How a National Lab in Charge of Nuclear Safety Optimized Its Systems
The lab went from having 63 data centers to 18, across its square-mile campus, reducing facility costs and repurposing staff.
Optimized data centers are important for any federal agency, but their significance escalates when those facilities perform high-end computing and science related to national security and nuclear safety.
In 2011, Lawrence Livermore National Laboratory, one of the Energy Department’s 17 national labs, faced a mixture of legacy hardware, aging facilities and too many inefficient data centers, according to Anna-Maria Bailey, program facility manager at Lawrence Livermore National Laboratory.

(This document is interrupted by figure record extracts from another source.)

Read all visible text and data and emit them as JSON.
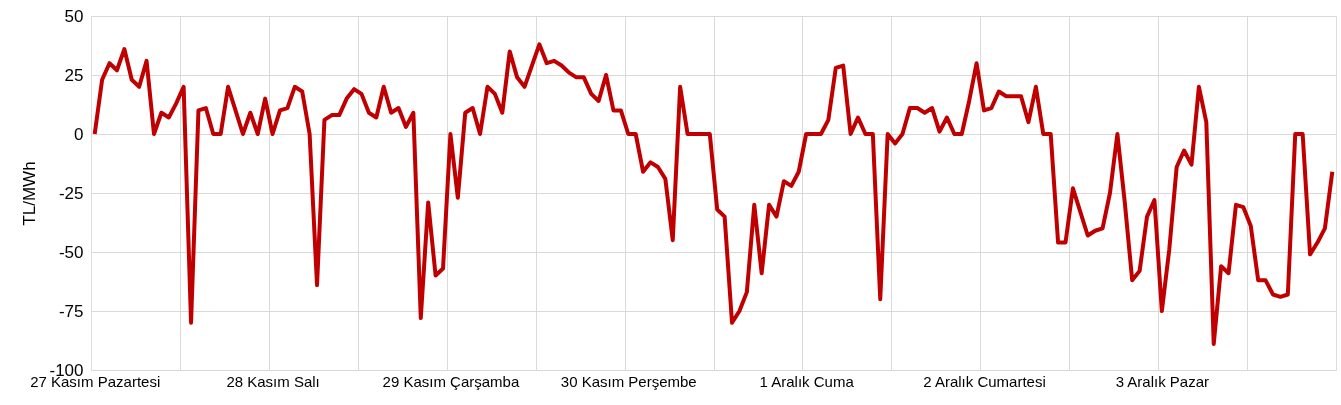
{
  "chart_data": {
    "type": "line",
    "ylabel": "TL/MWh",
    "categories": [
      "27 Kasım Pazartesi",
      null,
      null,
      null,
      null,
      null,
      null,
      null,
      null,
      null,
      null,
      null,
      null,
      null,
      null,
      null,
      null,
      null,
      null,
      null,
      null,
      null,
      null,
      null,
      "28 Kasım Salı",
      null,
      null,
      null,
      null,
      null,
      null,
      null,
      null,
      null,
      null,
      null,
      null,
      null,
      null,
      null,
      null,
      null,
      null,
      null,
      null,
      null,
      null,
      null,
      "29 Kasım Çarşamba",
      null,
      null,
      null,
      null,
      null,
      null,
      null,
      null,
      null,
      null,
      null,
      null,
      null,
      null,
      null,
      null,
      null,
      null,
      null,
      null,
      null,
      null,
      null,
      "30 Kasım Perşembe",
      null,
      null,
      null,
      null,
      null,
      null,
      null,
      null,
      null,
      null,
      null,
      null,
      null,
      null,
      null,
      null,
      null,
      null,
      null,
      null,
      null,
      null,
      null,
      "1 Aralık Cuma",
      null,
      null,
      null,
      null,
      null,
      null,
      null,
      null,
      null,
      null,
      null,
      null,
      null,
      null,
      null,
      null,
      null,
      null,
      null,
      null,
      null,
      null,
      null,
      "2 Aralık Cumartesi",
      null,
      null,
      null,
      null,
      null,
      null,
      null,
      null,
      null,
      null,
      null,
      null,
      null,
      null,
      null,
      null,
      null,
      null,
      null,
      null,
      null,
      null,
      null,
      "3 Aralık Pazar",
      null,
      null,
      null,
      null,
      null,
      null,
      null,
      null,
      null,
      null,
      null,
      null,
      null,
      null,
      null,
      null,
      null,
      null,
      null,
      null,
      null,
      null,
      null
    ],
    "series": [
      {
        "color": "#c00000",
        "values": [
          0,
          23,
          30,
          27,
          36,
          23,
          20,
          31,
          0,
          9,
          7,
          13,
          20,
          -80,
          10,
          11,
          0,
          0,
          20,
          10,
          0,
          9,
          0,
          15,
          0,
          10,
          11,
          20,
          18,
          0,
          -64,
          6,
          8,
          8,
          15,
          19,
          17,
          9,
          7,
          20,
          9,
          11,
          3,
          9,
          -78,
          -29,
          -60,
          -57,
          0,
          -27,
          9,
          11,
          0,
          20,
          17,
          9,
          35,
          24,
          20,
          29,
          38,
          30,
          31,
          29,
          26,
          24,
          24,
          17,
          14,
          25,
          10,
          10,
          0,
          0,
          -16,
          -12,
          -14,
          -19,
          -45,
          20,
          0,
          0,
          0,
          0,
          -32,
          -35,
          -80,
          -75,
          -67,
          -30,
          -59,
          -30,
          -35,
          -20,
          -22,
          -16,
          0,
          0,
          0,
          6,
          28,
          29,
          0,
          7,
          0,
          0,
          -70,
          0,
          -4,
          0,
          11,
          11,
          9,
          11,
          1,
          7,
          0,
          0,
          14,
          30,
          10,
          11,
          18,
          16,
          16,
          16,
          5,
          20,
          0,
          0,
          -46,
          -46,
          -23,
          -33,
          -43,
          -41,
          -40,
          -25,
          0,
          -29,
          -62,
          -58,
          -35,
          -28,
          -75,
          -49,
          -14,
          -7,
          -13,
          20,
          5,
          -89,
          -56,
          -59,
          -30,
          -31,
          -39,
          -62,
          -62,
          -68,
          -69,
          -68,
          0,
          0,
          -51,
          -46,
          -40,
          -16
        ]
      }
    ],
    "ylim": [
      -100,
      50
    ],
    "yticks": [
      -100,
      -75,
      -50,
      -25,
      0,
      25,
      50
    ],
    "grid": true,
    "marker": "none",
    "line_style": "solid"
  }
}
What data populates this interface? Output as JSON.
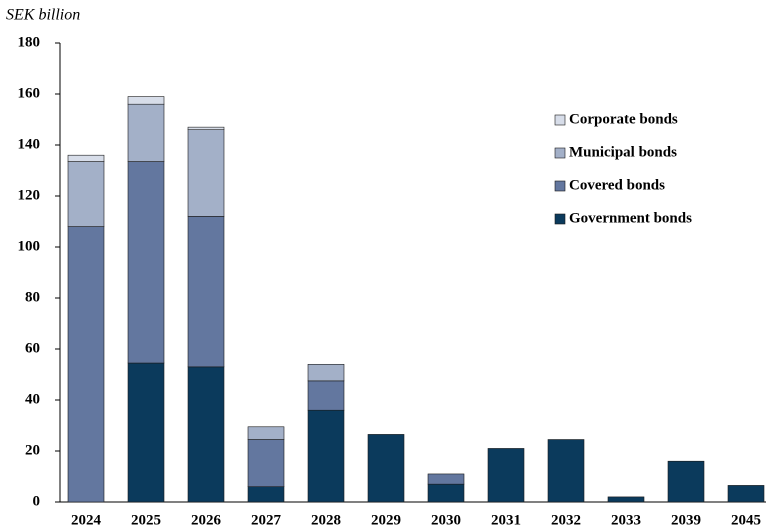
{
  "chart_data": {
    "type": "stacked_bar",
    "y_axis_label": "SEK billion",
    "categories": [
      "2024",
      "2025",
      "2026",
      "2027",
      "2028",
      "2029",
      "2030",
      "2031",
      "2032",
      "2033",
      "2039",
      "2045"
    ],
    "series": [
      {
        "name": "Government bonds",
        "color": "#0b3a5c",
        "values": [
          0,
          54.5,
          53,
          6,
          36,
          26.5,
          7,
          21,
          24.5,
          2,
          16,
          6.5
        ]
      },
      {
        "name": "Covered bonds",
        "color": "#63779f",
        "values": [
          108,
          79,
          59,
          18.5,
          11.5,
          0,
          4,
          0,
          0,
          0,
          0,
          0
        ]
      },
      {
        "name": "Municipal bonds",
        "color": "#a3b0c8",
        "values": [
          25.5,
          22.5,
          34,
          5,
          6.5,
          0,
          0,
          0,
          0,
          0,
          0,
          0
        ]
      },
      {
        "name": "Corporate bonds",
        "color": "#d7dde9",
        "values": [
          2.5,
          3,
          1,
          0,
          0,
          0,
          0,
          0,
          0,
          0,
          0,
          0
        ]
      }
    ],
    "ylim": [
      0,
      180
    ],
    "yticks": [
      0,
      20,
      40,
      60,
      80,
      100,
      120,
      140,
      160,
      180
    ],
    "grid": false,
    "legend": "upper right"
  }
}
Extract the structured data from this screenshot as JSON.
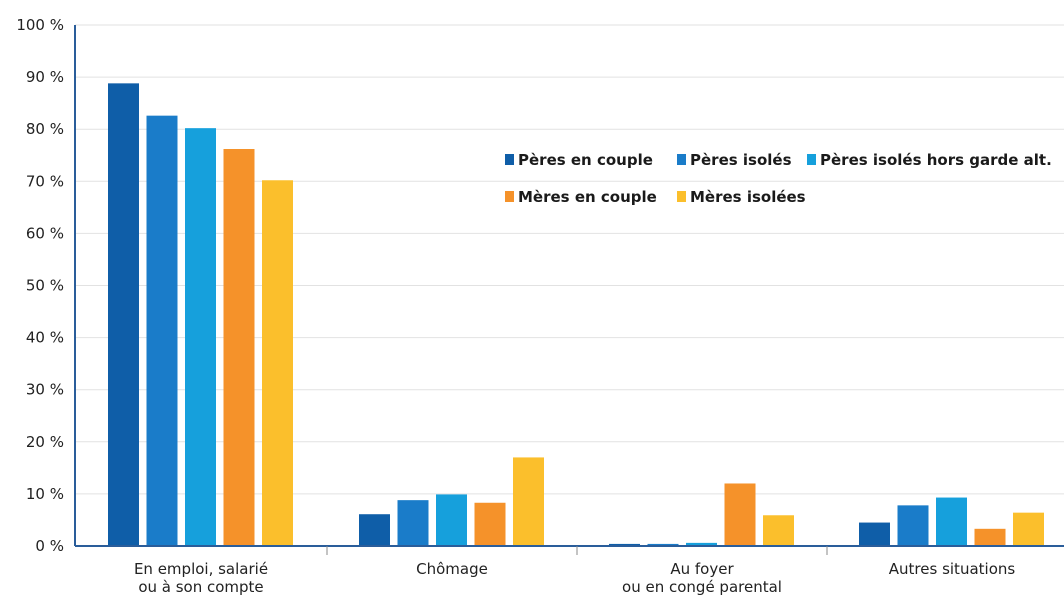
{
  "chart_data": {
    "type": "bar",
    "categories": [
      [
        "En emploi, salarié",
        "ou à son compte"
      ],
      [
        "Chômage"
      ],
      [
        "Au foyer",
        "ou en congé parental"
      ],
      [
        "Autres situations"
      ]
    ],
    "series": [
      {
        "name": "Pères en couple",
        "color": "#0f5ea8",
        "values": [
          88.8,
          6.1,
          0.4,
          4.5
        ]
      },
      {
        "name": "Pères isolés",
        "color": "#1a7cc9",
        "values": [
          82.6,
          8.8,
          0.4,
          7.8
        ]
      },
      {
        "name": "Pères isolés hors garde alt.",
        "color": "#16a0dc",
        "values": [
          80.2,
          9.9,
          0.6,
          9.3
        ]
      },
      {
        "name": "Mères en couple",
        "color": "#f5922a",
        "values": [
          76.2,
          8.3,
          12.0,
          3.3
        ]
      },
      {
        "name": "Mères isolées",
        "color": "#fbbf2c",
        "values": [
          70.2,
          17.0,
          5.9,
          6.4
        ]
      }
    ],
    "y_ticks": [
      "0 %",
      "10 %",
      "20 %",
      "30 %",
      "40 %",
      "50 %",
      "60 %",
      "70 %",
      "80 %",
      "90 %",
      "100 %"
    ],
    "ylim": [
      0,
      100
    ],
    "grid": true,
    "legend_position": "top-right",
    "colors": {
      "axis": "#2a5d9a",
      "grid": "#e2e2e2",
      "category_divider": "#8a8a8a"
    }
  }
}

Based in California, the lab is a high-performance computing and science hub that plays a key role in the safety and reliability of the nation’s nuclear weapons under the National Nuclear Security Administration. But, Bailey said, the lab was spending big to maintain some facilities that were three to five decades old—a problem occurring with increasing regularity across the federal government.
Rather than continuing to spend reactively, Bailey opted for a proactive, holistic approach to improving operations at the lab.
The lab consolidated 63 data centers across its square-mile campus into 18 data centers, reducing facility costs and repurposing staff. Mission critical data and applications were migrated to high-performance computing systems, while less critical apps—though still important for daily operations—were moved to enterprise computing systems. Cloud computing figured heavily into the lab’s strategy, and is used for its enterprise computing systems at the lab.
Bailey told Nextgov while migrating programs can be challenging, people actually pose the most resistance.
“People wanted to be right next to the machine and data—they couldn’t stand the fact that it was a half-mile away,” Bailey said. “It took time. It’s easy to move things; it’s the people you can’t change. It’s a lot like herding cats.”
The lab’s modernization effort is geared toward continually improving operations, and Bailey said one of the keys has been a software platform called PI, developed by OSIsoft. The operational intelligence software brings in various data streams—sensor data, metering equipment, building management systems, energy utility data and other forms—and presents them to users in a common dashboard.
The biggest challenge here, Bailey said, was getting access to all the data. Again, that was more a people problem than a technology issue. She had to maneuver around various chains of command to persuade data stewards to relinquish access to their data.
“It took us about 18 months to get the data,” Bailey said. “The goal was to lower overall power utilization and improve operational efficiencies.”
The results have been striking, Bailey said, with the lab slashing power consumption by 50 percent. Both goals, she said, have been met.
Administrators and managers have access to real-time key performance indicators like total power consumption, power usage effectiveness and IT load. In addition, those metrics can be monitored remotely as simply as through a mobile device.
“Lawrence Livermore National Laboratory is a great example of an agency that did this by taking a holistic approach," said Steven Sarnecki, vice president of public sector at OSIsoft. “They used data to identify areas for improvement within and across multiple operational silos. With one version of the truth and facts, not opinions, they established a clear baseline for performance improvement. Their common operating picture provides not only near term savings but an infrastructure to continue improving operations. They are a model for other agencies striving to do the same.”